I work with dataframes with this kind of structure:
[timestamp][id][A][B][C][D]
due to a number of things, not all data is retrieved and i end up with something like
2015-05-05 15:00:00 2 NaN NaN NaN 2680
2015-05-05 15:00:00 3 0989 0020 -0011 2680
2015-05-05 15:00:00 4 1022 0060 -0076 2600
2015-05-05 15:00:00 5 NaN NaN NaN 2623
in this case, using fillna(method="ffill")
will use the 'A'
value from id=4
, to fill the 'A'
value of id=5
.
What i want to accomplish however, is to fill the 'A'
value of id=5
from its previously known value somewhere along the (700000) csv entries. (and fill all NaN values from all columns this way)
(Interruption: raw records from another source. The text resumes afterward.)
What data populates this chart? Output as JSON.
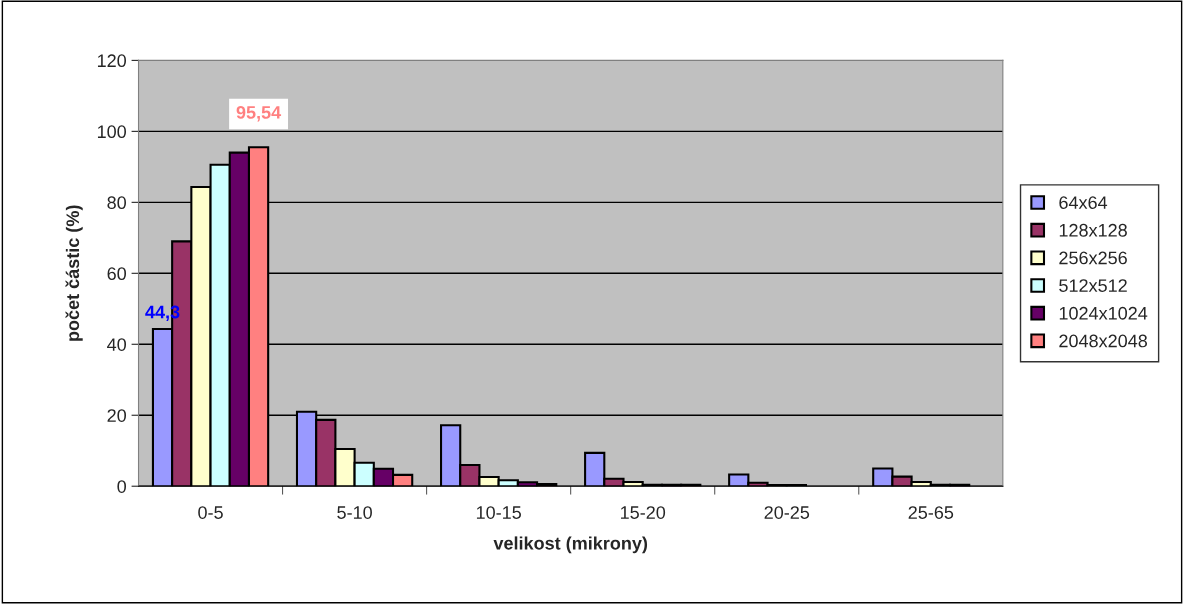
{
  "chart_data": {
    "type": "bar",
    "xlabel": "velikost (mikrony)",
    "ylabel": "počet částic (%)",
    "categories": [
      "0-5",
      "5-10",
      "10-15",
      "15-20",
      "20-25",
      "25-65"
    ],
    "series": [
      {
        "name": "64x64",
        "color": "#9999ff",
        "values": [
          44.3,
          21,
          17.2,
          9.4,
          3.3,
          5.0
        ],
        "value_labels": [
          "44,3",
          null,
          null,
          null,
          null,
          null
        ]
      },
      {
        "name": "128x128",
        "color": "#993366",
        "values": [
          69,
          18.7,
          6.0,
          2.1,
          1.0,
          2.7
        ]
      },
      {
        "name": "256x256",
        "color": "#ffffcc",
        "values": [
          84.3,
          10.5,
          2.6,
          1.2,
          0.3,
          1.2
        ]
      },
      {
        "name": "512x512",
        "color": "#ccffff",
        "values": [
          90.6,
          6.6,
          1.7,
          0.4,
          0.3,
          0.4
        ]
      },
      {
        "name": "1024x1024",
        "color": "#660066",
        "values": [
          94,
          4.9,
          1.1,
          0.4,
          null,
          0.4
        ]
      },
      {
        "name": "2048x2048",
        "color": "#ff8080",
        "values": [
          95.54,
          3.2,
          0.6,
          0.4,
          null,
          null
        ],
        "value_labels": [
          "95,54",
          null,
          null,
          null,
          null,
          null
        ]
      }
    ],
    "ylim": [
      0,
      120
    ],
    "yticks": [
      0,
      20,
      40,
      60,
      80,
      100,
      120
    ],
    "grid": "y",
    "legend": "right"
  }
}
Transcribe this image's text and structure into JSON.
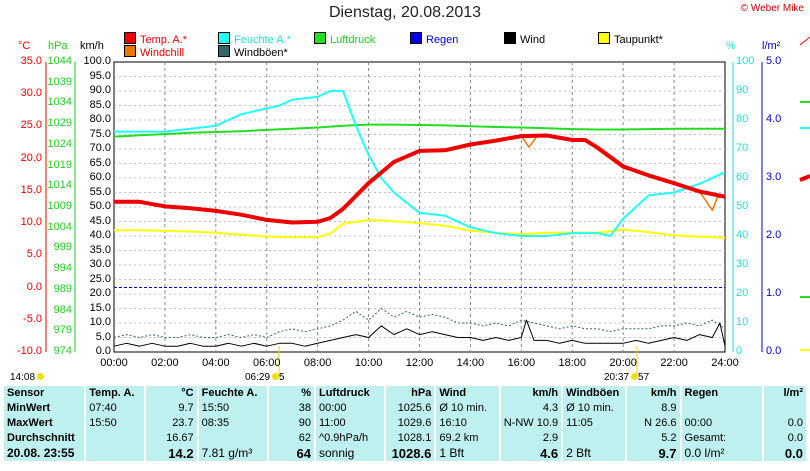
{
  "title": "Dienstag, 20.08.2013",
  "copyright": "© Weber Mike",
  "colors": {
    "temp": "#ee0000",
    "windchill": "#ee7700",
    "humidity": "#22ffff",
    "pressure": "#22dd22",
    "rain": "#0000ee",
    "wind": "#000000",
    "dewpoint": "#ffff00",
    "gust": "#336666",
    "grid": "#888888",
    "stats_bg": "#bff0f0"
  },
  "legend": [
    {
      "label": "Temp. A.*",
      "color": "#ee0000"
    },
    {
      "label": "Windchill",
      "color": "#ee7700"
    },
    {
      "label": "Feuchte A.*",
      "color": "#22ffff"
    },
    {
      "label": "Windböen*",
      "color": "#336666"
    },
    {
      "label": "Luftdruck",
      "color": "#22dd22"
    },
    {
      "label": "Regen",
      "color": "#0000ee"
    },
    {
      "label": "Wind",
      "color": "#000000"
    },
    {
      "label": "Taupunkt*",
      "color": "#ffff00"
    }
  ],
  "axes": {
    "temp_unit": "°C",
    "pressure_unit": "hPa",
    "wind_unit": "km/h",
    "humidity_unit": "%",
    "rain_unit": "l/m²",
    "temp_ticks": [
      "35.0",
      "30.0",
      "25.0",
      "20.0",
      "15.0",
      "10.0",
      "5.0",
      "0.0",
      "-5.0",
      "-10.0"
    ],
    "pressure_ticks": [
      "1044",
      "1039",
      "1034",
      "1029",
      "1024",
      "1019",
      "1014",
      "1009",
      "1004",
      "999",
      "994",
      "989",
      "984",
      "979",
      "974"
    ],
    "wind_ticks": [
      "100.0",
      "95.0",
      "90.0",
      "85.0",
      "80.0",
      "75.0",
      "70.0",
      "65.0",
      "60.0",
      "55.0",
      "50.0",
      "45.0",
      "40.0",
      "35.0",
      "30.0",
      "25.0",
      "20.0",
      "15.0",
      "10.0",
      "5.0",
      "0.0"
    ],
    "humidity_ticks": [
      "100",
      "90",
      "80",
      "70",
      "60",
      "50",
      "40",
      "30",
      "20",
      "10",
      "0"
    ],
    "rain_ticks": [
      "5.0",
      "4.0",
      "3.0",
      "2.0",
      "1.0",
      "0.0"
    ],
    "time_ticks": [
      "00:00",
      "02:00",
      "04:00",
      "06:00",
      "08:00",
      "10:00",
      "12:00",
      "14:00",
      "16:00",
      "18:00",
      "20:00",
      "22:00",
      "24:00"
    ]
  },
  "markers": {
    "left_time": "14:08",
    "sunrise_time": "06:29",
    "sunrise_label": "5",
    "sunset_time": "20:37",
    "sunset_label": "57"
  },
  "chart_data": {
    "type": "line",
    "title": "Dienstag, 20.08.2013",
    "x_range": [
      0,
      24
    ],
    "temp_range": [
      -10,
      35
    ],
    "humidity_range": [
      0,
      100
    ],
    "wind_range": [
      0,
      100
    ],
    "pressure_range": [
      974,
      1044
    ],
    "rain_range": [
      0,
      5
    ],
    "series": [
      {
        "name": "Temp. A.*",
        "axis": "temp",
        "x": [
          0,
          1,
          2,
          3,
          4,
          5,
          6,
          7,
          8,
          8.5,
          9,
          9.5,
          10,
          11,
          12,
          13,
          14,
          15,
          16,
          17,
          18,
          18.5,
          19,
          20,
          21,
          22,
          23,
          24
        ],
        "y": [
          13.3,
          13.3,
          12.6,
          12.3,
          11.9,
          11.3,
          10.5,
          10.1,
          10.2,
          10.8,
          12.2,
          14.2,
          16.2,
          19.5,
          21.2,
          21.3,
          22.2,
          22.8,
          23.5,
          23.6,
          22.9,
          22.9,
          21.7,
          18.8,
          17.4,
          16.2,
          14.9,
          14.1
        ]
      },
      {
        "name": "Windchill",
        "axis": "temp",
        "x": [
          0,
          1,
          2,
          3,
          4,
          5,
          6,
          7,
          8,
          8.5,
          9,
          9.5,
          10,
          11,
          12,
          13,
          14,
          15,
          16,
          16.3,
          16.6,
          17,
          18,
          18.5,
          19,
          20,
          21,
          22,
          23,
          23.5,
          23.7,
          24
        ],
        "y": [
          13.3,
          13.3,
          12.6,
          12.3,
          11.9,
          11.3,
          10.5,
          10.1,
          10.2,
          10.8,
          12.5,
          14.5,
          16.5,
          19.5,
          21.2,
          21.3,
          22.2,
          22.8,
          23.5,
          21.8,
          23.4,
          23.6,
          22.9,
          22.9,
          21.4,
          18.5,
          17.4,
          16.2,
          14.9,
          12.0,
          14.0,
          14.1
        ]
      },
      {
        "name": "Feuchte A.*",
        "axis": "humidity",
        "x": [
          0,
          1,
          2,
          3,
          4,
          5,
          5.5,
          6,
          6.5,
          7,
          8,
          8.5,
          9,
          9.5,
          10,
          10.5,
          11,
          12,
          13,
          14,
          15,
          16,
          17,
          18,
          19,
          19.5,
          20,
          21,
          22,
          23,
          24
        ],
        "y": [
          76,
          76,
          76,
          77,
          78,
          82,
          83,
          84,
          85,
          87,
          88,
          90,
          90,
          78,
          68,
          60,
          55,
          48,
          47,
          43,
          41,
          40,
          40,
          41,
          41,
          40,
          46,
          54,
          55,
          58,
          62
        ]
      },
      {
        "name": "Luftdruck",
        "axis": "pressure",
        "x": [
          0,
          1,
          2,
          3,
          4,
          5,
          6,
          7,
          8,
          9,
          10,
          11,
          12,
          13,
          14,
          15,
          16,
          17,
          18,
          19,
          20,
          21,
          22,
          23,
          24
        ],
        "y": [
          1026.0,
          1026.3,
          1026.6,
          1026.9,
          1027.1,
          1027.3,
          1027.6,
          1027.9,
          1028.2,
          1028.6,
          1028.9,
          1028.9,
          1028.8,
          1028.7,
          1028.5,
          1028.3,
          1028.2,
          1028.0,
          1027.8,
          1027.7,
          1027.7,
          1027.8,
          1027.9,
          1027.9,
          1027.9
        ]
      },
      {
        "name": "Taupunkt*",
        "axis": "temp",
        "x": [
          0,
          1,
          2,
          3,
          4,
          5,
          6,
          7,
          8,
          8.5,
          9,
          10,
          11,
          12,
          13,
          14,
          15,
          16,
          17,
          18,
          19,
          20,
          21,
          22,
          23,
          24
        ],
        "y": [
          8.9,
          8.9,
          8.8,
          8.7,
          8.5,
          8.2,
          7.9,
          7.8,
          7.8,
          8.4,
          9.9,
          10.5,
          10.3,
          10.0,
          9.6,
          8.8,
          8.5,
          8.3,
          8.5,
          8.5,
          8.5,
          9.0,
          8.6,
          8.1,
          7.9,
          7.7
        ]
      },
      {
        "name": "Wind",
        "axis": "wind",
        "x": [
          0,
          0.5,
          1,
          1.5,
          2,
          2.5,
          3,
          3.5,
          4,
          4.5,
          5,
          5.5,
          6,
          6.5,
          7,
          7.5,
          8,
          8.5,
          9,
          9.5,
          10,
          10.5,
          11,
          11.5,
          12,
          12.5,
          13,
          13.5,
          14,
          14.5,
          15,
          15.5,
          16,
          16.2,
          16.5,
          17,
          17.5,
          18,
          18.5,
          19,
          19.5,
          20,
          20.5,
          21,
          21.5,
          22,
          22.5,
          23,
          23.5,
          23.8,
          24
        ],
        "y": [
          2,
          3,
          2,
          3,
          2,
          2,
          3,
          2,
          2,
          3,
          2,
          3,
          2,
          3,
          3,
          2,
          3,
          4,
          5,
          6,
          5,
          9,
          6,
          8,
          6,
          7,
          6,
          5,
          5,
          4,
          5,
          4,
          5,
          11,
          4,
          4,
          3,
          4,
          3,
          3,
          3,
          3,
          4,
          3,
          4,
          5,
          4,
          6,
          5,
          10,
          2
        ]
      },
      {
        "name": "Windböen*",
        "axis": "wind",
        "x": [
          0,
          0.5,
          1,
          1.5,
          2,
          2.5,
          3,
          3.5,
          4,
          4.5,
          5,
          5.5,
          6,
          6.5,
          7,
          7.5,
          8,
          8.5,
          9,
          9.5,
          10,
          10.5,
          11,
          11.5,
          12,
          12.5,
          13,
          13.5,
          14,
          14.5,
          15,
          15.5,
          16,
          16.5,
          17,
          17.5,
          18,
          18.5,
          19,
          19.5,
          20,
          20.5,
          21,
          21.5,
          22,
          22.5,
          23,
          23.5,
          24
        ],
        "y": [
          5,
          6,
          5,
          6,
          5,
          5,
          6,
          5,
          5,
          6,
          5,
          6,
          5,
          7,
          8,
          7,
          8,
          9,
          11,
          14,
          11,
          15,
          12,
          14,
          12,
          13,
          12,
          10,
          10,
          9,
          10,
          9,
          11,
          10,
          9,
          8,
          9,
          8,
          8,
          7,
          8,
          8,
          8,
          9,
          9,
          10,
          9,
          11,
          8
        ]
      }
    ]
  },
  "stats": {
    "header": {
      "c1": "Sensor",
      "c2": "Temp. A.",
      "c3": "°C",
      "c4": "Feuchte A.",
      "c5": "%",
      "c6": "Luftdruck",
      "c7": "hPa",
      "c8": "Wind",
      "c9": "km/h",
      "c10": "Windböen",
      "c11": "km/h",
      "c12": "Regen",
      "c13": "l/m²"
    },
    "min": {
      "label": "MinWert",
      "temp_time": "07:40",
      "temp_val": "9.7",
      "hum_time": "15:50",
      "hum_val": "38",
      "press_time": "00:00",
      "press_val": "1025.6",
      "wind_label": "Ø 10 min.",
      "wind_val": "4.3",
      "gust_label": "Ø 10 min.",
      "gust_val": "8.9",
      "rain_label": "",
      "rain_val": ""
    },
    "max": {
      "label": "MaxWert",
      "temp_time": "15:50",
      "temp_val": "23.7",
      "hum_time": "08:35",
      "hum_val": "90",
      "press_time": "11:00",
      "press_val": "1029.6",
      "wind_label": "16:10",
      "wind_mid": "N-NW",
      "wind_val": "10.9",
      "gust_label": "11:05",
      "gust_mid": "N",
      "gust_val": "26.6",
      "rain_label": "00:00",
      "rain_val": "0.0"
    },
    "avg": {
      "label": "Durchschnitt",
      "temp_val": "16.67",
      "hum_val": "62",
      "press_label": "^0.9hPa/h",
      "press_val": "1028.1",
      "wind_label": "69.2 km",
      "wind_val": "2.9",
      "gust_val": "5.2",
      "rain_label": "Gesamt:",
      "rain_val": "0.0"
    },
    "last": {
      "label": "20.08. 23:55",
      "temp_val": "14.2",
      "hum_label": "7.81 g/m³",
      "hum_val": "64",
      "press_label": "sonnig",
      "press_val": "1028.6",
      "wind_label": "1 Bft",
      "wind_val": "4.6",
      "gust_label": "2 Bft",
      "gust_val": "9.7",
      "rain_label": "0.0 l/m²",
      "rain_val": "0.0"
    }
  }
}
2014-07-24 17:49:00 5 1046.0 -3.0 -239.0 2800.0
...
2015-05-05 15:00:00 2 NaN NaN NaN 2680
2015-05-05 15:00:00 3 0989 0020 -0011 2680
2015-05-05 15:00:00 4 1022 0060 -0076 2600
2015-05-05 15:00:00 5 NaN NaN NaN 2623
becomes
2015-05-05 15:00:00 2 NaN NaN NaN 2680
2015-05-05 15:00:00 3 0989 0020 -0011 2680
2015-05-05 15:00:00 4 1022 0060 -0076 2600
2015-05-05 15:00:00 5 1046 -3.0 -239.0 2623
with values coming from the last known data of id=5 which is 2014-07-24 17:49:00
instead of
2015-05-05 15:00:00 2 NaN NaN NaN 2680
2015-05-05 15:00:00 3 0989 0020 -0011 2680
2015-05-05 15:00:00 4 1022 0060 -0076 2600
2015-05-05 15:00:00 5 1022 0060 -0076 2623
which is what happens when i do the fillna
my second solution was to do a groupby
'id' and then do a fillna()
. but that was way over my skill as a pandas user. so I was just wondering if there are any better solutions out there.